Learn While You Work
By Dale Sproule
It is often difficult for newcomers to find a job, especially if your accent is hard for people to understand. You may believe that if you could show employers what a good worker you are, they would never want to let you go. There is a way for you to do that.
Some agencies offer co-op or internship programs for newcomers. Co-op is short for “cooperative”, which means “working together”. An intern is an “advanced student gaining supervised practical experience in the workplace”.
These programs give you a chance to learn a new job by actually working at that job, usually for no or very little income. You may think that you cannot afford to work for free, but if you can manage to get by for a little while, this can be a very worthwhile experience.
Along with gaining Canadian work experience, you will learn valuable skills and get an inside view of the industry in which you are trying to find employment. You can network with people in the field (networking is a word for getting to know people), so that if the company you are working for does not hire you (interns are sometimes offered paid positions from volunteer placements), your co-workers may recommend you for another job in the industry. Your temporary employer will probably give you a letter of reference, which is a very good tool for finding another job.
The Toronto Region Immigrant Employment Council (TRIEC) offers a four-month internship program called Career Bridge. Run by Career Edge, Canada’s youth internship program, Career Bridge aims to help newcomers gain the Canadian work experience that is often required by potential employers. For more information about Career Bridge, call 1-888-507-3343 or visit their website at www.careerbridge.ca.

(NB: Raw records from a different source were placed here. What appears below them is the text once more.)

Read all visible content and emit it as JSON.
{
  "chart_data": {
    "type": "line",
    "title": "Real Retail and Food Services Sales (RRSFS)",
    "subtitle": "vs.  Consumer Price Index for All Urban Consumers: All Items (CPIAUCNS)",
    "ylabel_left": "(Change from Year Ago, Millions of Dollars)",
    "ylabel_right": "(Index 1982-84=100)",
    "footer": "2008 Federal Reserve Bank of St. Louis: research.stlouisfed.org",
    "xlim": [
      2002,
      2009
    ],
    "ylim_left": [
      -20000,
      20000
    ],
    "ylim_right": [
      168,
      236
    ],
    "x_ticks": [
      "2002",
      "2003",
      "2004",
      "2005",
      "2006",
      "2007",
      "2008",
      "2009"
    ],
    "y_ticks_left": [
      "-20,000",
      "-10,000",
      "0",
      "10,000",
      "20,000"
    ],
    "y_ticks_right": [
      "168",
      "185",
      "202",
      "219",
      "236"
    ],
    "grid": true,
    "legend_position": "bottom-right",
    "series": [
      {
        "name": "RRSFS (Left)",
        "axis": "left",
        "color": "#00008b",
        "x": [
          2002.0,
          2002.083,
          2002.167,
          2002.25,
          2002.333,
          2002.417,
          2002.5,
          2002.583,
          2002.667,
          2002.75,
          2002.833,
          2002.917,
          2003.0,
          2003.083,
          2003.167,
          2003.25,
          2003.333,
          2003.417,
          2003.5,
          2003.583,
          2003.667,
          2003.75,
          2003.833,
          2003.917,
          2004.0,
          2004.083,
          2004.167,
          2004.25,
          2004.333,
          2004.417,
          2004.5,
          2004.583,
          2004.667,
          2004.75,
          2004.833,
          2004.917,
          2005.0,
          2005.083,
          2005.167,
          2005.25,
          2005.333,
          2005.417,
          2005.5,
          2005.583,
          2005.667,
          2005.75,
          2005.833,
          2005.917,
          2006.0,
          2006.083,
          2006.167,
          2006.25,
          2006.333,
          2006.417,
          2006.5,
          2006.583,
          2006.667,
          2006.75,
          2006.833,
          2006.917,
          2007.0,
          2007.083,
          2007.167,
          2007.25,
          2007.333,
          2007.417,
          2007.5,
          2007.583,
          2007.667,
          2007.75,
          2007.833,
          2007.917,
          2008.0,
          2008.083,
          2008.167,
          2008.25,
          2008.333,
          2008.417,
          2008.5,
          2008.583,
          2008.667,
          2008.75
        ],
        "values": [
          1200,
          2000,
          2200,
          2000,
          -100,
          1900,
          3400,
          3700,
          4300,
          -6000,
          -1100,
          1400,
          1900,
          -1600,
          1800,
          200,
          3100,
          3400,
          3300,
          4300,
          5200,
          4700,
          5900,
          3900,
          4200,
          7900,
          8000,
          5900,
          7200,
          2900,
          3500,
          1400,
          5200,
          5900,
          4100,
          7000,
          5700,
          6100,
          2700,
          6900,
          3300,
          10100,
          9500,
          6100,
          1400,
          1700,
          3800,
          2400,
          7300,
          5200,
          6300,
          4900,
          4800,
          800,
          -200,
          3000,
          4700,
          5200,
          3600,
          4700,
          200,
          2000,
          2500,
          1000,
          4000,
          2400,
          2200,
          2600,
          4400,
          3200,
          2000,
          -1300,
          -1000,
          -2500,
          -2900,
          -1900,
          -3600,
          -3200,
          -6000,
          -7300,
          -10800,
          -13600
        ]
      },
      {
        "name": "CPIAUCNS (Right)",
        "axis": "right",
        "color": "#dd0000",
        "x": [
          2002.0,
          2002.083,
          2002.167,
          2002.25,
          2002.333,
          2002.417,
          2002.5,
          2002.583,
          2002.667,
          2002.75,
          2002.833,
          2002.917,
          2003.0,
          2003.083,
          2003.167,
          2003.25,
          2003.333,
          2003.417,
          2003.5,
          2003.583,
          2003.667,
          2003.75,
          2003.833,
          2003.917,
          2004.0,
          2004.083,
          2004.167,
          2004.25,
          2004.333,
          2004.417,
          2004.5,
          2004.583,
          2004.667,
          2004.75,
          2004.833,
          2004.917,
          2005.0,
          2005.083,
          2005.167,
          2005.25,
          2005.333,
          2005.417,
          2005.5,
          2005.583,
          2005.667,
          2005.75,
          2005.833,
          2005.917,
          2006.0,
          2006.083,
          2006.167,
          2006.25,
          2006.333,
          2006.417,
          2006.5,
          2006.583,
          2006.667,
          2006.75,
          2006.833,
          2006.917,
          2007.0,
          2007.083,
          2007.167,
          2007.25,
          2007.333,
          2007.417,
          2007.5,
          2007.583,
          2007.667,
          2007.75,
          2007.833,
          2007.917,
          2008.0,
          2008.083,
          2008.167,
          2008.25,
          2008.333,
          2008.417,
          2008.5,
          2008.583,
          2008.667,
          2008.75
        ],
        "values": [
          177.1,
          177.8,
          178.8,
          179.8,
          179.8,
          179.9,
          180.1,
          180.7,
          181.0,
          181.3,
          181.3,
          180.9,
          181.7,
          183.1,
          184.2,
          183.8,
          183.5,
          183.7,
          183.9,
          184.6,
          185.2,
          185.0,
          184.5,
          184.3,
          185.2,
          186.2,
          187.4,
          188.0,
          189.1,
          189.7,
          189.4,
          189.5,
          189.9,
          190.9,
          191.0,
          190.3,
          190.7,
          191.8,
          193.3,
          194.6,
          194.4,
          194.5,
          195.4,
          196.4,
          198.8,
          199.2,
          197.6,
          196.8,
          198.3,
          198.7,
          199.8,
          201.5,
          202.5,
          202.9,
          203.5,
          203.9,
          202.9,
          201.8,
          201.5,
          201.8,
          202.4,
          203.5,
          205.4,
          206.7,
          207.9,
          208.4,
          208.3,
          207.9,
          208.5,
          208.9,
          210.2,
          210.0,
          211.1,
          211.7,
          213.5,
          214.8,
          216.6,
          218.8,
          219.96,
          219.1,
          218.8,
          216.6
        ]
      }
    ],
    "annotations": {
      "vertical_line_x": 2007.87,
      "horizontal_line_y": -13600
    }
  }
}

ESL Work Co-op in Mississauga is funded to help students whose English is their second language but it is focused on employment issues. Their full-time credit co-op program offers credit towards an Ontario high school diploma. You are graded on your assignments throughout the in-class portion. You must get a passing grade in this course in order to be placed in a company. Your course instructors will visit to give you support and guidance during the 11 week co-op placement portion of the program.

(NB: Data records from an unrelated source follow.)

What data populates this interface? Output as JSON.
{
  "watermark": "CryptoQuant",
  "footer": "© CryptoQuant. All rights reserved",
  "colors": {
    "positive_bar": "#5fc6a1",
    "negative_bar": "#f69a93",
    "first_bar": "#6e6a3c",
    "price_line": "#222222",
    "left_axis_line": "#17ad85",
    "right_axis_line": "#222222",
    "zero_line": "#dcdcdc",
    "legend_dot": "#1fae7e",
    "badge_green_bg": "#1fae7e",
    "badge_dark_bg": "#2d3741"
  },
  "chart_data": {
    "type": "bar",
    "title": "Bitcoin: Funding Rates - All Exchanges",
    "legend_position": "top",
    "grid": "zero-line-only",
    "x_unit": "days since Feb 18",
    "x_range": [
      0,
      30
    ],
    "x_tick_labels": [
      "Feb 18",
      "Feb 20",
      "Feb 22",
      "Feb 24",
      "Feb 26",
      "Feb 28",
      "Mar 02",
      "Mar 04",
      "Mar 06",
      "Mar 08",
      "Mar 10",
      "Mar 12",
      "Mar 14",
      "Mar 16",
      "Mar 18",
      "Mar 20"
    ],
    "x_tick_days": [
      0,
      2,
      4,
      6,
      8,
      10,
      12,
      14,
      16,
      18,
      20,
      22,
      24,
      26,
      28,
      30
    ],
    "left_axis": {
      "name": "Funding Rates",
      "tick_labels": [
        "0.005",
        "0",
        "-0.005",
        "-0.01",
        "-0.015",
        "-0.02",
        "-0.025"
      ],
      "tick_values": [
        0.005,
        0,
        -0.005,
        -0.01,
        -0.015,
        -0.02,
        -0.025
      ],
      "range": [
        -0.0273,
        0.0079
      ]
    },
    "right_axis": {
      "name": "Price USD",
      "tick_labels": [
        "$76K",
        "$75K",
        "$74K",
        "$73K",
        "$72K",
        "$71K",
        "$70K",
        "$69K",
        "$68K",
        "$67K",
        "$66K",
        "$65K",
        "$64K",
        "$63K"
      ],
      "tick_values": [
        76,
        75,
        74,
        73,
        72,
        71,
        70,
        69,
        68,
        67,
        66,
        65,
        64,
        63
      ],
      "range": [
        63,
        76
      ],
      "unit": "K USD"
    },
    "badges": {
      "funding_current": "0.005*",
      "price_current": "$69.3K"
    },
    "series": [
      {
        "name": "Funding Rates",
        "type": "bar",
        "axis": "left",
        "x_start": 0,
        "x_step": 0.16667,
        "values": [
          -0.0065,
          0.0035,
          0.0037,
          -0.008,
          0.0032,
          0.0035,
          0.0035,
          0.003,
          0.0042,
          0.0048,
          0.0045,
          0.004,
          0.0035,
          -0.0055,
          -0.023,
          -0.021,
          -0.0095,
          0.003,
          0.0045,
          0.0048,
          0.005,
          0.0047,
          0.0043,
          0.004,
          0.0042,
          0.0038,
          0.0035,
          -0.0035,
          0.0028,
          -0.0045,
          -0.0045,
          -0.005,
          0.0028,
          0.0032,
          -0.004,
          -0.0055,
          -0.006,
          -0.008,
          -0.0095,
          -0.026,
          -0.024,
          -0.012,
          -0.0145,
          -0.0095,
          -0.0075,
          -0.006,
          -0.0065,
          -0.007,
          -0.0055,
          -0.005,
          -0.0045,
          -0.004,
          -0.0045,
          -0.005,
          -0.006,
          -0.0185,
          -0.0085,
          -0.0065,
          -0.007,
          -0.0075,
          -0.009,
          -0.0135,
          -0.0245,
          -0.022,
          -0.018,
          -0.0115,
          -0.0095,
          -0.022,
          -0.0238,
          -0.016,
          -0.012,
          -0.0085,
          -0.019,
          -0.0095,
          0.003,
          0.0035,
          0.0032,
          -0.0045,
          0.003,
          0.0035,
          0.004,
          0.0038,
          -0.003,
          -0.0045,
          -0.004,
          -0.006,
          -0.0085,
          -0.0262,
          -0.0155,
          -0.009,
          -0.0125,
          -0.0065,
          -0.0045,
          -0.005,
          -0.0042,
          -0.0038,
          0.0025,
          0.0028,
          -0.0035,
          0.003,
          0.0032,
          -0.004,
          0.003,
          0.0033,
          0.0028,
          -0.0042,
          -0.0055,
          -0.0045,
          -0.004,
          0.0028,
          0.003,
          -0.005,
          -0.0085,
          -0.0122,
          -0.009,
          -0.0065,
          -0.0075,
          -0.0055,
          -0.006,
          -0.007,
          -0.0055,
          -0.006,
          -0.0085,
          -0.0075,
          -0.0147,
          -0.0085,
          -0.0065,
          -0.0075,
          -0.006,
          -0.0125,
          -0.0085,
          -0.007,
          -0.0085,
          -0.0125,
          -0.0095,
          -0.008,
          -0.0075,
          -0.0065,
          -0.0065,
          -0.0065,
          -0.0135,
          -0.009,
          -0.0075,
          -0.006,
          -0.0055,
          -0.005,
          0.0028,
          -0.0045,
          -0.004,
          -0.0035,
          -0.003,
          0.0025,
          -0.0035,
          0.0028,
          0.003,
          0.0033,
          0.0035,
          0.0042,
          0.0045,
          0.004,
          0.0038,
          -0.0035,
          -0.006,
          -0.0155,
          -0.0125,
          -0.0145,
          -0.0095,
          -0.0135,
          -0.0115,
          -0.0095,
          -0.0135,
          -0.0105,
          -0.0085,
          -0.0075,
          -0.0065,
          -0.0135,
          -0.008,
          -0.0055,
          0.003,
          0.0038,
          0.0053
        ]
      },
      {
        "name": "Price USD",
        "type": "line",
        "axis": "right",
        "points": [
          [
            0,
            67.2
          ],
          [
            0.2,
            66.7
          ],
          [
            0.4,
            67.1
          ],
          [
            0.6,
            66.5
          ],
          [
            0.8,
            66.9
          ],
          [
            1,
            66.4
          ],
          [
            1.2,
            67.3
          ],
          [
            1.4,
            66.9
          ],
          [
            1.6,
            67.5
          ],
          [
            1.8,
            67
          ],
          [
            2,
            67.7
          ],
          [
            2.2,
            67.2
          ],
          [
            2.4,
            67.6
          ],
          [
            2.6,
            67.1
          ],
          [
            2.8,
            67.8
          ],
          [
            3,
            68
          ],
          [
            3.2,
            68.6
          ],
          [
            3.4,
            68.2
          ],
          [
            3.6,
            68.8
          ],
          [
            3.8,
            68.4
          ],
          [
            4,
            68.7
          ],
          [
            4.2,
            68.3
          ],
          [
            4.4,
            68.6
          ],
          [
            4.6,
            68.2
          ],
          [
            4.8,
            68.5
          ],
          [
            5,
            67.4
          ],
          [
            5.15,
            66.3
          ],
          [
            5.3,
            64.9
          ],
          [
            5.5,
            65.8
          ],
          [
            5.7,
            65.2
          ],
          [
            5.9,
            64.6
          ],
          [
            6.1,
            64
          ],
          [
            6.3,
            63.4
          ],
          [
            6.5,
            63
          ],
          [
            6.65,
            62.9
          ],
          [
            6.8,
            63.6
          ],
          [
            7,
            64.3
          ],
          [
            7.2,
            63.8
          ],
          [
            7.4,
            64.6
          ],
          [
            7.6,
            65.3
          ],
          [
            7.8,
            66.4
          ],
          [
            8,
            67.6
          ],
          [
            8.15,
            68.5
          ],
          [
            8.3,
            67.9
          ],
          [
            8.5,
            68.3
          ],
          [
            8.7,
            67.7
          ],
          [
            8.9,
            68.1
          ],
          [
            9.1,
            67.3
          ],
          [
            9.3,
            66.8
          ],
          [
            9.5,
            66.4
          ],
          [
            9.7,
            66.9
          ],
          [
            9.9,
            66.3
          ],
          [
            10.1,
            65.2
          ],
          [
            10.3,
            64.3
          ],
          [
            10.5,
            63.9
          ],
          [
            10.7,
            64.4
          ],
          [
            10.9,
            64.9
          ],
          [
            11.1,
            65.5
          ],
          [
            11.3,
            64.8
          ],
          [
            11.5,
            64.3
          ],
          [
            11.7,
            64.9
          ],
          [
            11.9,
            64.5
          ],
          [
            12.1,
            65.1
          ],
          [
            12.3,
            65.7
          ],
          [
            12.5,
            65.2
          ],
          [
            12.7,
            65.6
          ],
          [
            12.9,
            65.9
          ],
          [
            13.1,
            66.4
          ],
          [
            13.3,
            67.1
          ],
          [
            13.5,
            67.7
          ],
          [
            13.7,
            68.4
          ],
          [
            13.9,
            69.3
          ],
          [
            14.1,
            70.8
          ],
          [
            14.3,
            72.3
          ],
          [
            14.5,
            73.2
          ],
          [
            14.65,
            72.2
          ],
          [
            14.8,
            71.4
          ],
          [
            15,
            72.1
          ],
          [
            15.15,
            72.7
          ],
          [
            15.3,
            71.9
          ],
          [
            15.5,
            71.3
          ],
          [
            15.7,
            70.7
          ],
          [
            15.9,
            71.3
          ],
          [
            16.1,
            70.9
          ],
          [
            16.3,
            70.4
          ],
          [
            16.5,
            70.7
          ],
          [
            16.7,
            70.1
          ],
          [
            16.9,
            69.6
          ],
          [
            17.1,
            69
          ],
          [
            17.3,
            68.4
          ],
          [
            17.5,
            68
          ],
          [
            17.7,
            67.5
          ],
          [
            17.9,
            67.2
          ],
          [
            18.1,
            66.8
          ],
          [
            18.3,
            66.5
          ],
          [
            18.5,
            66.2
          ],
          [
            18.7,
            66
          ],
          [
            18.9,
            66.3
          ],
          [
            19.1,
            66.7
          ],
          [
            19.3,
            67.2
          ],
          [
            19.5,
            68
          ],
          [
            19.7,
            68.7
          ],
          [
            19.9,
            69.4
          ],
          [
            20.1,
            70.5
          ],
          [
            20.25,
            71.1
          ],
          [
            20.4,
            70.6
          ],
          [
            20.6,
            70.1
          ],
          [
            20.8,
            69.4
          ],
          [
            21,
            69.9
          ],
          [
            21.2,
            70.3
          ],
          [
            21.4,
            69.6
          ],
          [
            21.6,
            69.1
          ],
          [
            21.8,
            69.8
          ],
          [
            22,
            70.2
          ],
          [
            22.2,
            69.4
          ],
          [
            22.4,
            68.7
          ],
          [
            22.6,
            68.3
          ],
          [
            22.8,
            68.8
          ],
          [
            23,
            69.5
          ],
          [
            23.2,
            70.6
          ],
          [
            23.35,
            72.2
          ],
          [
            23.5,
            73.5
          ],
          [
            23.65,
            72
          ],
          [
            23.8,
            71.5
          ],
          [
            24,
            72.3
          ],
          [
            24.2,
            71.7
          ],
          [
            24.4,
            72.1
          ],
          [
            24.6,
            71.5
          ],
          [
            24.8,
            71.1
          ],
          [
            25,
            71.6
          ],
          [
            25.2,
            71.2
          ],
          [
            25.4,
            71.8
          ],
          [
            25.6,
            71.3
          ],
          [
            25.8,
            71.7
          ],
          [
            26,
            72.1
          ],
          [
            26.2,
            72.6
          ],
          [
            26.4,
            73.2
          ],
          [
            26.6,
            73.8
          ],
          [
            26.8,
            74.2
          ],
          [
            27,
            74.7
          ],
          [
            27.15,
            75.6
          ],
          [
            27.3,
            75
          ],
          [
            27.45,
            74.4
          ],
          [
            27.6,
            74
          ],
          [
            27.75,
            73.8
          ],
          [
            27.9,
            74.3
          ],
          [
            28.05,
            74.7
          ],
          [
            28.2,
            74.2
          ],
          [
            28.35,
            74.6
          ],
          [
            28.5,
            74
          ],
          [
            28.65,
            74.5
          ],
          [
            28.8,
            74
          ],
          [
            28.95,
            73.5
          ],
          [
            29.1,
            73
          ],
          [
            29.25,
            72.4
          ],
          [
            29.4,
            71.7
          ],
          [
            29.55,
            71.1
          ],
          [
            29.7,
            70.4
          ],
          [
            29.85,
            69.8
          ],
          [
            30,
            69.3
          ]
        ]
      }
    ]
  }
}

To be accepted into the program you must be an adult, your English must be at a level six in speaking and at level five for reading and writing, you must know how to use a computer well, you must be foreign-trained and have experience from your native country, and no Canadian experience in your field or occupation.
This program is offered at two locations.
Dufferin-Peel Co-op Centre at 2000 Argentia Road in north Mississauga will be moving in August to St. Gabriel’s School, 3750 Brandon Gate Drive in Malton. To find out more about their requirements or to make an appointment for an English Assessment Test call them at 905-567-1951.
The Brian J. Fleming Catholic Adult Learning Centre at 870 Queen Street West serves the southern part of Missisauga. Call them at 905-891-3034.
Even if you cannot get into these programs or courses similar to them, there are other ways you can gain Canadian experience. Volunteering is an excellent way for newcomers to gain experience and learn about Canadian culture. A volunteer is a person who works for no pay, usually helping out at non-profit agencies that need all the help they can get in order to help other people.
Volunteering allows you to use whatever skills you already have as well as learning new skills. You may be asked to cook food, clean floors, build walls and counters, help children or old people, go from door-to-door selling things, or almost anything else you can imagine.
You will probably have to speak English, which is good practice. You will get a chance to network with fellow volunteers, some of whom may even work in your field. You will gain practical experience working in your new country. And volunteer work looks good on a résumé, showing that you are a person who cares and who is willing to donate your time and skill to a worthwhile cause.